IEEE Trans Pattern Anal Mach Intell. 2022 Sep;44(9):4544-4554. doi: 10.1109/TPAMI.2021.3071138. Epub 2022 Aug 4.
The L-regularized logistic regression (L1-LR) is popular for classification problems. To accelerate its training speed for high-dimensional data, techniques named safe screening rules have been proposed recently. They can safely delete the inactive features in data so as to greatly reduce the training cost of L1-LR. The screening power of these rules is determined by their corresponding safe regions, which is also the core technique of safe screening rules. In this paper, we introduce a new safe feature elimination rule (SFER) for L1-LR. Compared to existing safe rules, the safe region of SFER is improved in two aspects: (1) a smaller sphere region is constructed by using the strong convexity of dual L1-LR twice; (2) multiple half-spaces, which correspond to the potential active constraints, are added for further contraction. Both improvements can enhance the screening ability of SFER. As for the complexity of SFER, an iterative filtering framework is given by decomposing the safe region into multiple "domes". In this way, SFER admits a closed form solution and the identified features will not be scanned repeatedly. Experiments on ten benchmark data sets demonstrate that SFER gives superior performance than existing methods on training efficiency.
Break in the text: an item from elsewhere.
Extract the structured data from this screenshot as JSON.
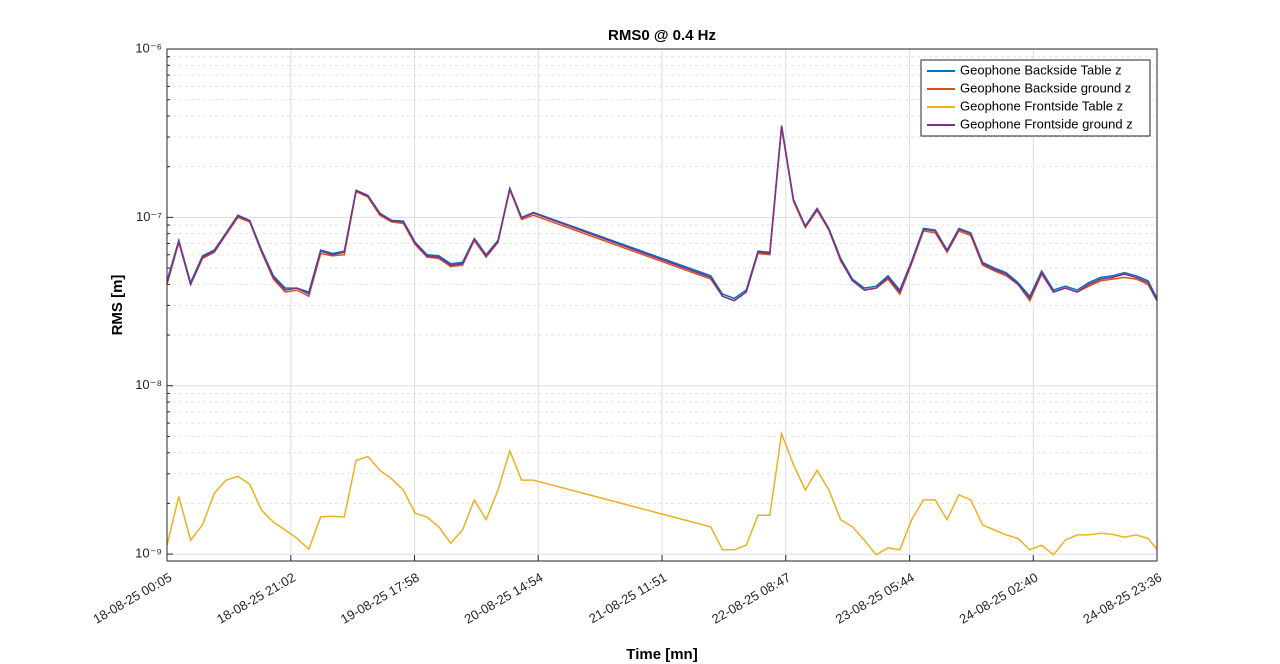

L 正则化逻辑回归(L1-LR)在分类问题中很受欢迎。为了加速高维数据的训练速度,最近提出了名为安全筛选规则的技术。它们可以安全地删除数据中的非活动特征,从而大大降低 L1-LR 的训练成本。这些规则的筛选能力由它们相应的安全区域决定,这也是安全筛选规则的核心技术。在本文中,我们为 L1-LR 引入了一种新的安全特征消除规则(SFER)。与现有的安全规则相比,SFER 的安全区域在两个方面得到了改进:(1)使用对偶 L1-LR 的两次强凸性构建了一个较小的球体区域;(2)添加了多个半空间,以进一步收缩,这些半空间对应于潜在的有效约束。这两个改进都可以增强 SFER 的筛选能力。对于 SFER 的复杂性,通过将安全区域分解为多个“穹顶”,给出了一种迭代过滤框架。通过这种方式,SFER 可以得到闭式解,并且识别出的特征不会被重复扫描。在十个基准数据集上的实验表明,SFER 在训练效率方面优于现有的方法。